A Renaissance for Antisense Oligonucleotide Drugs in Neurology: Exon Skipping Breaks New Ground

Author Affiliations

Author Affiliations:Research Center for Genetic Medicine, Children's National Medical Center, Washington, DC (Drs Yokota, Partridge, and Hoffman); Department of Molecular Medicine, National Institutes for Neuroscience, Tokyo, Japan (Drs Takeda and Nakamura); and McColl-Lockwood Laboratory for Muscular Dystrophy Research, Neuromuscular/ALS Center, Carolinas Medical Center, Charlotte, North Carolina (Dr Lu).

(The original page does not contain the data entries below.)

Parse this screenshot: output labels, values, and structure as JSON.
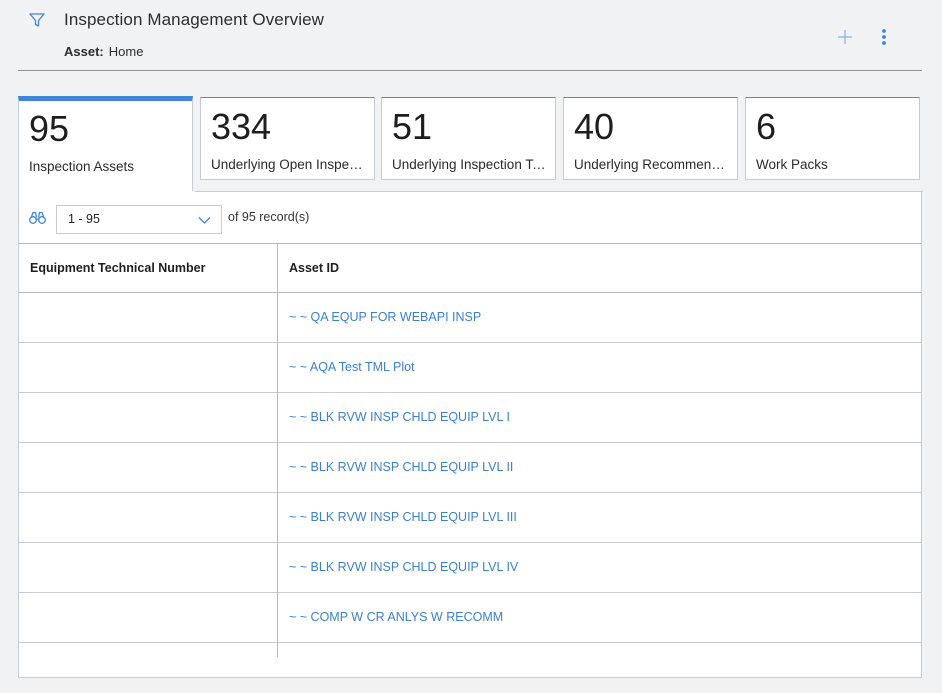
{
  "header": {
    "title": "Inspection Management Overview",
    "context_label": "Asset:",
    "context_value": "Home"
  },
  "icons": {
    "filter": "filter-icon",
    "add": "plus-icon",
    "more": "more-vertical-icon",
    "search": "binoculars-icon",
    "dropdown": "chevron-down-icon"
  },
  "colors": {
    "accent": "#3f86d8",
    "link": "#3b7fd0",
    "background": "#f1f2f4"
  },
  "tiles": [
    {
      "count": "95",
      "label": "Inspection Assets",
      "active": true
    },
    {
      "count": "334",
      "label": "Underlying Open Inspections",
      "active": false
    },
    {
      "count": "51",
      "label": "Underlying Inspection Tasks",
      "active": false
    },
    {
      "count": "40",
      "label": "Underlying Recommendations",
      "active": false
    },
    {
      "count": "6",
      "label": "Work Packs",
      "active": false
    }
  ],
  "pager": {
    "range": "1 - 95",
    "records_text": "of 95 record(s)"
  },
  "table": {
    "columns": [
      "Equipment Technical Number",
      "Asset ID"
    ],
    "rows": [
      {
        "equipment_technical_number": "",
        "asset_id": "~ ~ QA EQUP FOR WEBAPI INSP"
      },
      {
        "equipment_technical_number": "",
        "asset_id": "~ ~ AQA Test TML Plot"
      },
      {
        "equipment_technical_number": "",
        "asset_id": "~ ~ BLK RVW INSP CHLD EQUIP LVL I"
      },
      {
        "equipment_technical_number": "",
        "asset_id": "~ ~ BLK RVW INSP CHLD EQUIP LVL II"
      },
      {
        "equipment_technical_number": "",
        "asset_id": "~ ~ BLK RVW INSP CHLD EQUIP LVL III"
      },
      {
        "equipment_technical_number": "",
        "asset_id": "~ ~ BLK RVW INSP CHLD EQUIP LVL IV"
      },
      {
        "equipment_technical_number": "",
        "asset_id": "~ ~ COMP W CR ANLYS W RECOMM"
      },
      {
        "equipment_technical_number": "",
        "asset_id": ""
      }
    ]
  }
}
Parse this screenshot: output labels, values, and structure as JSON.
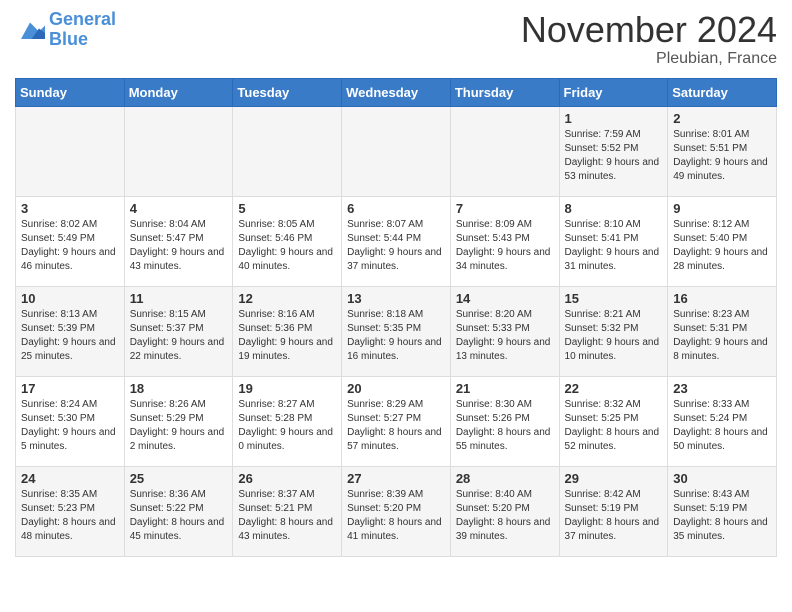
{
  "logo": {
    "text_general": "General",
    "text_blue": "Blue"
  },
  "header": {
    "month": "November 2024",
    "location": "Pleubian, France"
  },
  "weekdays": [
    "Sunday",
    "Monday",
    "Tuesday",
    "Wednesday",
    "Thursday",
    "Friday",
    "Saturday"
  ],
  "weeks": [
    [
      {
        "day": "",
        "info": ""
      },
      {
        "day": "",
        "info": ""
      },
      {
        "day": "",
        "info": ""
      },
      {
        "day": "",
        "info": ""
      },
      {
        "day": "",
        "info": ""
      },
      {
        "day": "1",
        "info": "Sunrise: 7:59 AM\nSunset: 5:52 PM\nDaylight: 9 hours and 53 minutes."
      },
      {
        "day": "2",
        "info": "Sunrise: 8:01 AM\nSunset: 5:51 PM\nDaylight: 9 hours and 49 minutes."
      }
    ],
    [
      {
        "day": "3",
        "info": "Sunrise: 8:02 AM\nSunset: 5:49 PM\nDaylight: 9 hours and 46 minutes."
      },
      {
        "day": "4",
        "info": "Sunrise: 8:04 AM\nSunset: 5:47 PM\nDaylight: 9 hours and 43 minutes."
      },
      {
        "day": "5",
        "info": "Sunrise: 8:05 AM\nSunset: 5:46 PM\nDaylight: 9 hours and 40 minutes."
      },
      {
        "day": "6",
        "info": "Sunrise: 8:07 AM\nSunset: 5:44 PM\nDaylight: 9 hours and 37 minutes."
      },
      {
        "day": "7",
        "info": "Sunrise: 8:09 AM\nSunset: 5:43 PM\nDaylight: 9 hours and 34 minutes."
      },
      {
        "day": "8",
        "info": "Sunrise: 8:10 AM\nSunset: 5:41 PM\nDaylight: 9 hours and 31 minutes."
      },
      {
        "day": "9",
        "info": "Sunrise: 8:12 AM\nSunset: 5:40 PM\nDaylight: 9 hours and 28 minutes."
      }
    ],
    [
      {
        "day": "10",
        "info": "Sunrise: 8:13 AM\nSunset: 5:39 PM\nDaylight: 9 hours and 25 minutes."
      },
      {
        "day": "11",
        "info": "Sunrise: 8:15 AM\nSunset: 5:37 PM\nDaylight: 9 hours and 22 minutes."
      },
      {
        "day": "12",
        "info": "Sunrise: 8:16 AM\nSunset: 5:36 PM\nDaylight: 9 hours and 19 minutes."
      },
      {
        "day": "13",
        "info": "Sunrise: 8:18 AM\nSunset: 5:35 PM\nDaylight: 9 hours and 16 minutes."
      },
      {
        "day": "14",
        "info": "Sunrise: 8:20 AM\nSunset: 5:33 PM\nDaylight: 9 hours and 13 minutes."
      },
      {
        "day": "15",
        "info": "Sunrise: 8:21 AM\nSunset: 5:32 PM\nDaylight: 9 hours and 10 minutes."
      },
      {
        "day": "16",
        "info": "Sunrise: 8:23 AM\nSunset: 5:31 PM\nDaylight: 9 hours and 8 minutes."
      }
    ],
    [
      {
        "day": "17",
        "info": "Sunrise: 8:24 AM\nSunset: 5:30 PM\nDaylight: 9 hours and 5 minutes."
      },
      {
        "day": "18",
        "info": "Sunrise: 8:26 AM\nSunset: 5:29 PM\nDaylight: 9 hours and 2 minutes."
      },
      {
        "day": "19",
        "info": "Sunrise: 8:27 AM\nSunset: 5:28 PM\nDaylight: 9 hours and 0 minutes."
      },
      {
        "day": "20",
        "info": "Sunrise: 8:29 AM\nSunset: 5:27 PM\nDaylight: 8 hours and 57 minutes."
      },
      {
        "day": "21",
        "info": "Sunrise: 8:30 AM\nSunset: 5:26 PM\nDaylight: 8 hours and 55 minutes."
      },
      {
        "day": "22",
        "info": "Sunrise: 8:32 AM\nSunset: 5:25 PM\nDaylight: 8 hours and 52 minutes."
      },
      {
        "day": "23",
        "info": "Sunrise: 8:33 AM\nSunset: 5:24 PM\nDaylight: 8 hours and 50 minutes."
      }
    ],
    [
      {
        "day": "24",
        "info": "Sunrise: 8:35 AM\nSunset: 5:23 PM\nDaylight: 8 hours and 48 minutes."
      },
      {
        "day": "25",
        "info": "Sunrise: 8:36 AM\nSunset: 5:22 PM\nDaylight: 8 hours and 45 minutes."
      },
      {
        "day": "26",
        "info": "Sunrise: 8:37 AM\nSunset: 5:21 PM\nDaylight: 8 hours and 43 minutes."
      },
      {
        "day": "27",
        "info": "Sunrise: 8:39 AM\nSunset: 5:20 PM\nDaylight: 8 hours and 41 minutes."
      },
      {
        "day": "28",
        "info": "Sunrise: 8:40 AM\nSunset: 5:20 PM\nDaylight: 8 hours and 39 minutes."
      },
      {
        "day": "29",
        "info": "Sunrise: 8:42 AM\nSunset: 5:19 PM\nDaylight: 8 hours and 37 minutes."
      },
      {
        "day": "30",
        "info": "Sunrise: 8:43 AM\nSunset: 5:19 PM\nDaylight: 8 hours and 35 minutes."
      }
    ]
  ]
}
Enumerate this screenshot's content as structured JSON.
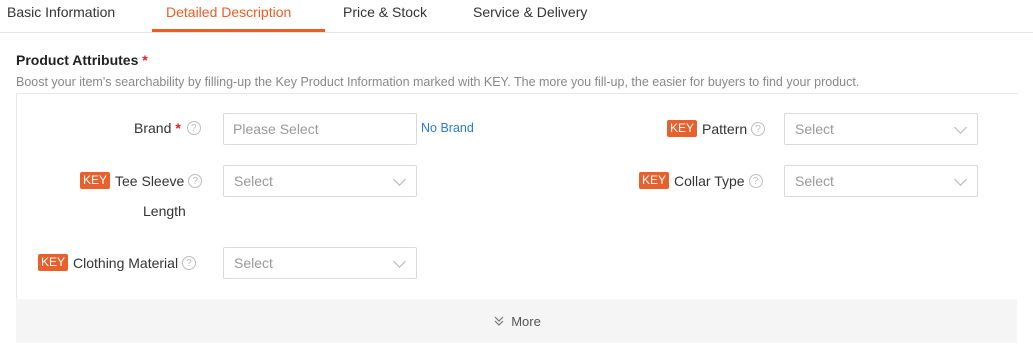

Arch Neurol. 2009;66(1):32-38. doi:10.1001/archneurol.2008.540

Antisense oligonucleotides are short nucleic acid sequences designed for use as small-molecule drugs. They recognize and bind to specific messenger RNA (mRNA) or pre-mRNA sequences to create small double-stranded regions of the target mRNA that alter mRNA splicing patterns or inhibit protein translation. Antisense approaches have been actively pursued as a form of molecular medicine for more than 20 years, but only one has been translated to a marketed drug (intraocular human immunodeficiency virus treatment). Two recent advances foreshadow a change in clinical applications of antisense strategies. First is the development of synthetic DNA analogues that show outstanding stability and sequence specificity yet little or no binding to modulator proteins. Second is the publication of impressive preclinical and clinical data using antisense in an exon-skipping strategy to increase dystrophin production in Duchenne muscular dystrophy. As long-standing barriers are successfully circumvented, attention turns toward scale-up of production, long-term toxicity studies, and the challenges to traditional drug regulatory attitudes presented by tightly targeted sequence-specific drugs.